Kennedy School – Part of the infamous McMenamins chain – a business which has restored dozens of old and abandoned buildings into pubs, movie theaters & hotels, the Kennedy Elementary School was a combination of them all, and a nice change of pace away from the acid-inspired décor of previous lodging establishments. Originally built in the early 1900s, the Kennedy School was taken over by McMenamins, and converted into what can only be described as Disney World for Teachers (and that would be your history lesson for the day). Classrooms transformed into bedrooms, inclusive of original chalkboards and cloakrooms (still not really sure what a cloakroom is). Large public rooms such as the gymnasium, auditorium and cafeteria converted into a dance hall, movie theater and an upscale restaurant. And then of course all the remaining rooms (i.e. janitors closets) filled with variously-themed bars. Oh yes, and there was a brewery too. Cause why the hell not?

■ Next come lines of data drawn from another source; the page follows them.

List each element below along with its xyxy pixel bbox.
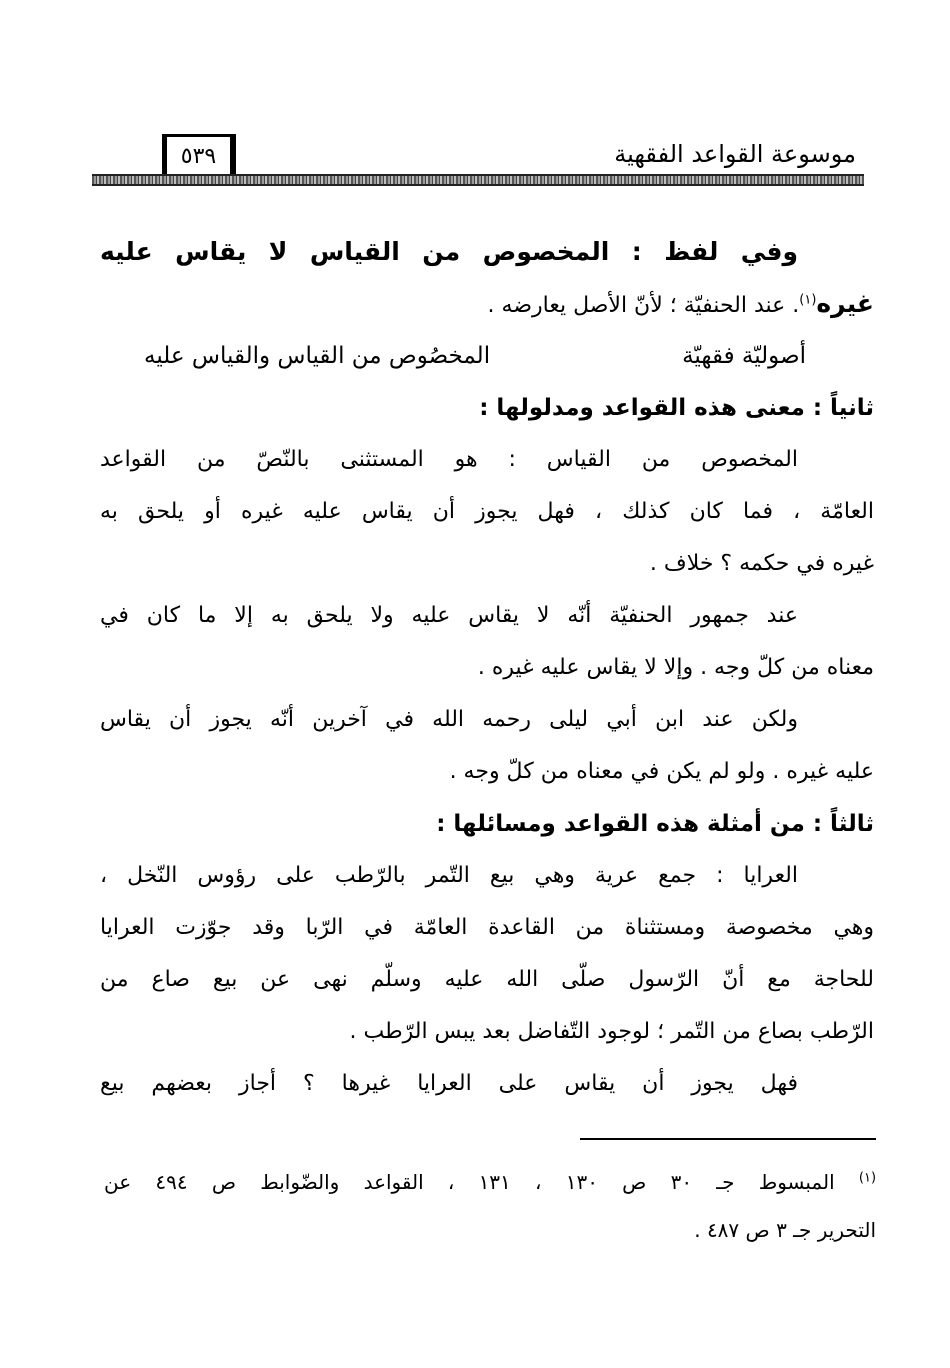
text-line: وهي مخصوصة ومستثناة من القاعدة العامّة في الرّبا وقد جوّزت العرايا [100,915,874,940]
rule-statement: وفي لفظ : المخصوص من القياس لا يقاس عليه [100,237,798,266]
text-line [100,226,874,278]
text-run: . عند الحنفيّة ؛ لأنّ الأصل يعارضه . [487,293,800,318]
section-heading: ثالثاً : من أمثلة هذه القواعد ومسائلها : [436,811,874,837]
footnote-reference: (١) [799,292,817,308]
text-line: للحاجة مع أنّ الرّسول صلّى الله عليه وسلّم نهى عن بيع صاع من [100,967,874,992]
classification-title: المخصُوص من القياس والقياس عليه [144,343,491,369]
footnote-text: المبسوط جـ ٣٠ ص ١٣٠ ، ١٣١ ، القواعد والضّوابط ص ٤٩٤ عن [104,1170,835,1194]
rule-statement-end: غيره [816,289,874,318]
text-line: العامّة ، فما كان كذلك ، فهل يجوز أن يقاس عليه غيره أو يلحق به [100,499,874,524]
text-line: عليه غيره . ولو لم يكن في معناه من كلّ وجه . [449,759,874,784]
section-heading: ثانياً : معنى هذه القواعد ومدلولها : [479,395,874,421]
page-header [92,128,864,192]
text-line: فهل يجوز أن يقاس على العرايا غيرها ؟ أجاز بعضهم بيع [100,1071,798,1096]
text-line: معناه من كلّ وجه . وإلا لا يقاس عليه غيره . [477,655,874,680]
main-text [100,226,874,1110]
footnote-rule [580,1138,876,1140]
text-line: العرايا : جمع عرية وهي بيع التّمر بالرّطب على رؤوس النّخل ، [100,863,798,888]
page-number: ٥٣٩ [162,134,236,174]
footnote-line: التحرير جـ ٣ ص ٤٨٧ . [694,1218,876,1242]
footnote-line [104,1158,876,1206]
classification-row [100,330,874,382]
text-line: غيره في حكمه ؟ خلاف . [649,551,874,576]
text-line: المخصوص من القياس : هو المستثنى بالنّصّ من القواعد [100,447,798,472]
text-line [100,278,874,330]
running-title: موسوعة القواعد الفقهية [614,140,856,168]
text-line: الرّطب بصاع من التّمر ؛ لوجود التّفاضل بعد يبس الرّطب . [349,1019,874,1044]
footnotes [104,1158,876,1254]
header-rule [92,174,864,186]
text-line: ولكن عند ابن أبي ليلى رحمه الله في آخرين أنّه يجوز أن يقاس [100,707,798,732]
footnote-marker: (١) [858,1170,876,1186]
text-line: عند جمهور الحنفيّة أنّه لا يقاس عليه ولا يلحق به إلا ما كان في [100,603,798,628]
classification-label: أصوليّة فقهيّة [682,343,806,369]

Columbia River Gorge – Home to the 2nd tallest waterfall in the U.S., and over a dozen other less-record-friendly-yet-no-less-amazing-falls-of-water (damn you waterfall for having no synonyms), the Columbia River Gorge was the perfect detour on our way from Portland to Bend. Not only did this 20-mile stretch of land include an endless array of amazing natural phenomena, it also encompassed several handfuls of wineries & breweries. Nature + Alcohol = Mucho Bueno.
Bend – Imagine a warmer and less mountainous Aspen, take away the hordes of Lambourgini-driving, Samsonite-bag-carrying elitists, and instead throw in about 75,000 people obsessed with every possible form of exercise. And that would be Bend. We liked it. We liked it a lot.
Cascade Lakes – They were blue and cold. Please see photos for proof of blueness (coldness is much harder to depict visually).